Виктор закрыл глаза и открыл их через минуту; солнце светило, но день был неподвижен и сер. Без всякого желания закурить он вытащил пачку “Беломора”. Цыган прохрипел сорванным голосом: “Угости папироской, Витя”, – он, не имея сил отказать, с досадой протянул ему папиросу и закурил сам. Папироса раскурилась неровно, черный язык горящей бумаги добежал почти до самого мундштука; он вспомнил машинально примету: кто-то в меня влюбился – не усмехнувшись даже про себя. Автоматически он поднял руку, чтобы взглянуть на часы, и тут же опустил, вспомнив, что у него нет больше часов, – и при этом воспоминании на него водопадом хлынула такая тоска, что он стиснул зубы и тихо застонал – неслышно в шуме и суете улицы: – О-о-о-о…

Часы были еще позавчера, часы “Полет” в высоком хромированном корпусе, с окошком-численником на ярко-синем циферблате и тяжелым браслетом из нержавеющей стали, – последняя настоящая вещь, которая оставалась у него в этой жизни. В Пиночете между человеком с часами и человеком без часов лежала пропасть – пропасть психологического, а не материального характера: никто об этом не говорил и никто по этому признаку своего превосходства или уничижения не выказывал, но было ясно, что человек с часами еще держится и может еще подняться – потому что потерявший себя человек пропил бы бесполезный для него механизм в первое же похмелье. У Виктора были часы – хотя бы этим он еще держался.

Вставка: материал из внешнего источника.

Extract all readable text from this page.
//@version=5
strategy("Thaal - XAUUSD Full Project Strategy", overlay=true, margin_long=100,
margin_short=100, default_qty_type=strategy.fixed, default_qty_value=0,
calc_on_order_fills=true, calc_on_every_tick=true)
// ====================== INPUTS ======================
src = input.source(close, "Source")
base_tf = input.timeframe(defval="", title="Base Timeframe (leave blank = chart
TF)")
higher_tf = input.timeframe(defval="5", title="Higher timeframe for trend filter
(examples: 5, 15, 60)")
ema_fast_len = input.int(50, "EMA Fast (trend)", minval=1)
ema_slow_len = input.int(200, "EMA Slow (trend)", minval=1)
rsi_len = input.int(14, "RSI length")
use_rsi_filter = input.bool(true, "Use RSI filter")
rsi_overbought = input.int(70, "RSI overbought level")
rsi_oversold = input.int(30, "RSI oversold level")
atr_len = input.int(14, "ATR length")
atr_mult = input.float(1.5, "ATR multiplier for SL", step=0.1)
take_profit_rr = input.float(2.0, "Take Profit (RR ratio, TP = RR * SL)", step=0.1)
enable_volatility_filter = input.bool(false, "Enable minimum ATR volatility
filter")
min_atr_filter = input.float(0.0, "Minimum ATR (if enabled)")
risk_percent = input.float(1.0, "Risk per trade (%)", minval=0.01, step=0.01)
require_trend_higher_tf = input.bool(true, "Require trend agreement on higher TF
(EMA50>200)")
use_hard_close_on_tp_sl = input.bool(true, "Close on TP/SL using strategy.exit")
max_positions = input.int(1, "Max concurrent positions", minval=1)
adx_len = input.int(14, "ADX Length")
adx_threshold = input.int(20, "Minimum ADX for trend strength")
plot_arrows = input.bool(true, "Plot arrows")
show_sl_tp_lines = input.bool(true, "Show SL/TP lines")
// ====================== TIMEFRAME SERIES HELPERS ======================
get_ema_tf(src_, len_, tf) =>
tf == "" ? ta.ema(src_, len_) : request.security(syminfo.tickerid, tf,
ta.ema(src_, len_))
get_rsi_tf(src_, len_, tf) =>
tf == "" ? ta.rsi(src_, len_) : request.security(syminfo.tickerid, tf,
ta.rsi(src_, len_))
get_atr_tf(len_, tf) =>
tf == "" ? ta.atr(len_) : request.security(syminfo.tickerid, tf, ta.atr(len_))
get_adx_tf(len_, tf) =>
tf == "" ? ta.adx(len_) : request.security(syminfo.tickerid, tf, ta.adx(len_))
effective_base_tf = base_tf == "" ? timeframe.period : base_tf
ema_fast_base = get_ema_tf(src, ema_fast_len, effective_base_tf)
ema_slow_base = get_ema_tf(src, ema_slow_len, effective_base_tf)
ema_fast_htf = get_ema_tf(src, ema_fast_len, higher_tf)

Отец с матерью подарили ему эти часы на тридцатилетие. Он помнил тот день: на скромном своем юбилее он почти не пил, сидел во главе праздничного стола с матерью и отцом и двумя старыми, еще со школьной скамьи друзьями – все эти годы пытавшимися вернуть его в жизнь и только сейчас его навсегда оставившими, – сидел в белой рубашке и галстуке, в новом темно-синем костюме, от которого сейчас остался этот грязный обносок, в новых часах, приятно холодивших запястье; он был почти счастлив, перед этим два или три дня он случайно не пил, – протрезвевший, спокойный, уверенный в том, что прошлый весь кошмар позади и завтра будет новый день, новая жизнь, работа, которую предлагал отец – почти не изменившийся за последние годы высокий, седой, сильный человек с крупным мужественным лицом и неожиданными на этом лице мягкими, как будто виноватыми глазами, – завтра будет новая жизнь, и массивные, звучно тикающие новые часы казались ему в том верной порукой… Жизнь пошла дальше вниз – но четыре долгих года он гордился и держался своими часами.

Самое страшное – это не похмелье, которое можно еще пережить, перележать, переспать – в полусне-полуобмороке, зарывшись лицом в пропитанную потом подушку; самое страшное – опохмелиться и к вечеру недопить, когда тело оживает, а душа начинает рваться на части, требуя забвения… Третьего дня вечером за пятнадцать рублей он продал свои часы грузчику из рыбного магазина – и грузчик еще торговался, делал вид, что не хочет брать, и пришлось на вонючих бочках пить с ним бутылку. Часы с браслетом стоили сорок пять – хотя, конечно, не в этом… Эх, и в этом тоже было дело.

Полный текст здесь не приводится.